Là-bas, on surveille le carburant comme le lait sur le feu. La crise pétrolière de 1973 se profile. Les plus hautes instances de l'État reçoivent les représentants qui ressortent avec la bonne nouvelle. "Cette marge, si elle est ce que nous espérons, c'est-à-dire d'au moins 6 centimes, nous sommes d'accord pour en faire un cadeau aux consommateurs."

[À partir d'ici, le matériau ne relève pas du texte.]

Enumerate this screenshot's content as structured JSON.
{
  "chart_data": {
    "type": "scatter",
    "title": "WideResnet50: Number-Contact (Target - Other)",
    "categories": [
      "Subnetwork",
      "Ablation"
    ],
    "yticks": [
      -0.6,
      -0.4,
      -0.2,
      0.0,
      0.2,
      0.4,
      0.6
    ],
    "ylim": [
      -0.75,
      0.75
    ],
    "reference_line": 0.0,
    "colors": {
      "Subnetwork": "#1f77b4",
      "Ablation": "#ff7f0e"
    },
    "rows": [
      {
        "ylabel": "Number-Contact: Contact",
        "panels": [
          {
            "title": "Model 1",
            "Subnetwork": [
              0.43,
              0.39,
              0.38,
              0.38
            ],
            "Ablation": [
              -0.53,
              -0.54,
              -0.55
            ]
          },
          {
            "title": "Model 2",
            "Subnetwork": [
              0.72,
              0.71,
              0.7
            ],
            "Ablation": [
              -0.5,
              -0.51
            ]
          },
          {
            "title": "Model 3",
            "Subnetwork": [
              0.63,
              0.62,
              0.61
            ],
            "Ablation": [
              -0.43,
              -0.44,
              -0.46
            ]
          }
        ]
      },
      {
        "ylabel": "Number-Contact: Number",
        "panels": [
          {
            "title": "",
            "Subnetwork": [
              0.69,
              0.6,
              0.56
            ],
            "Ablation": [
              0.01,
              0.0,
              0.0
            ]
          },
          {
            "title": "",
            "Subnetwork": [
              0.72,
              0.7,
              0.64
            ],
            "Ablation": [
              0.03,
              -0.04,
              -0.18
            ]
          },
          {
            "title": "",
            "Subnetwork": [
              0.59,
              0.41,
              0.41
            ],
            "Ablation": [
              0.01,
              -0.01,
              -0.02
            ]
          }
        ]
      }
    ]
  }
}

230 francs le plein en Espagne
Un cadeau inespéré. Il n'en faut pas plus pour réamorcer la pompe. C'est la course à celui qui paiera le moins cher. Et les plus veinards dans l'histoire, ce sont les Catalans. 20 minutes pour rejoindre la Jonquère en Espagne, ça vaut le déplacement. "Vous y retrouvez, vous gagnez combien par rapport à un plein normal ?, demande le journaliste. 70, 75 francs quand même, répond l’automobiliste moustachu interviewé un jour de janvier 1999. Votre plein, logiquement, c'est combien ? 300 francs. Et si je fais 230 là, j'ai le plein."
À l'autre bout de la région, en Lozère, le problème est d'une tout autre nature. En 1989 et depuis un an déjà, plus une seule station-service, mais les facteurs ont plus d'un tour dans leur sac. "Les facteurs ont eu l'idée de créer une station automatique, fonctionnant à l'aide de cartes de 50 ou 100 francs vendues par La Poste", relate le reporter.
Mais alors combien payait-on les carburants à l'époque ? Dans les années 1990, le département du Languedoc-Roussillon qui affichait les prix les plus élevés, c’était la Lozère : 5,50 francs le litre de sans-plomb et 3,62 francs le litre de gasoil. En comparaison, c’était deux centimes moins cher dans les Pyrénées-Orientales. Rien à voir avec les tarifs appliqués en 2023.